Widely admired for premium materials and tight assembly — Gorilla Glass cups, an Alcantara-and-nitinol headband, solid joints and a compact fold-flat form that reviewers call class-leading for portability. The recurring gripes are practical rather than structural: the glossy glass is a fingerprint magnet, the ear pads are glued on (a chore to replace), and the proprietary locking connectors are bulky and hard to source aftermarket.
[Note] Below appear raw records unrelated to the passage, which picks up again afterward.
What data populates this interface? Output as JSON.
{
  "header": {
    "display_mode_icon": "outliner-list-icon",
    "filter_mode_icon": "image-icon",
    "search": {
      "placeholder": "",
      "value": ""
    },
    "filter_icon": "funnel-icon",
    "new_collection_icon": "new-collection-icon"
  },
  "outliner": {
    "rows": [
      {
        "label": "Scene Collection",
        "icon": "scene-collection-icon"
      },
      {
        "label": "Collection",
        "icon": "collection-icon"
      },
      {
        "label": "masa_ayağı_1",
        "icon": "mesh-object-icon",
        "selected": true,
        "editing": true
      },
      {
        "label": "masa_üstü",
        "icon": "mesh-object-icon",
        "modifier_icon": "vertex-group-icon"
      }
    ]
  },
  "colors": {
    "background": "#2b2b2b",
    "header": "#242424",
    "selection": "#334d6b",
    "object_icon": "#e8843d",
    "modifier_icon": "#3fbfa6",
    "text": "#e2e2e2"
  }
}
“There are no manufacturing imperfections and all joints feel solid.”
Headfonia (Rudolfs)
“with the glossy finish, fingerprints and dust specs stand out like a sore thumb”
audionotions (Drew)
Measured
Gorilla Glass 3 cups, a self-tensioning nitinol headband and a fold-flat design at ~385 g. Universal practical caveats across build-covering sources: fingerprint-prone gloss, glued-on pads, and bulky proprietary connectors; a couple of reviewers also note some unease about dropping the glass.
Broadly regarded as strong value and a benchmark closed-back under $1k — several reviewers call it one of the easiest recommendations in the range, delivering flagship AMTS tech at a quarter of the STEALTH's price. The caveats: it's still $999 (up $100 from the original Noire), the pricier DCA E3 remains the better set for bass slam and smoothness, and a few listeners prefer the cheaper, older Aeon 2 Noire.
“$999 Never Looked—or Sounded—This Good”
ecoustics
“If you can afford either, I'd still say go for the E3 though”
TechPowerUp
Measured
Street price $999.99 from the Dan Clark Audio shop (some markets/listings higher, e.g. ~€1,099). TechPowerUp frames the value case as trickle-down — the Noire X arrives at “25% the cost of the STEALTH that heralded the AMTS tech” — and still names the E3 the better set for bass dynamics and smoothness.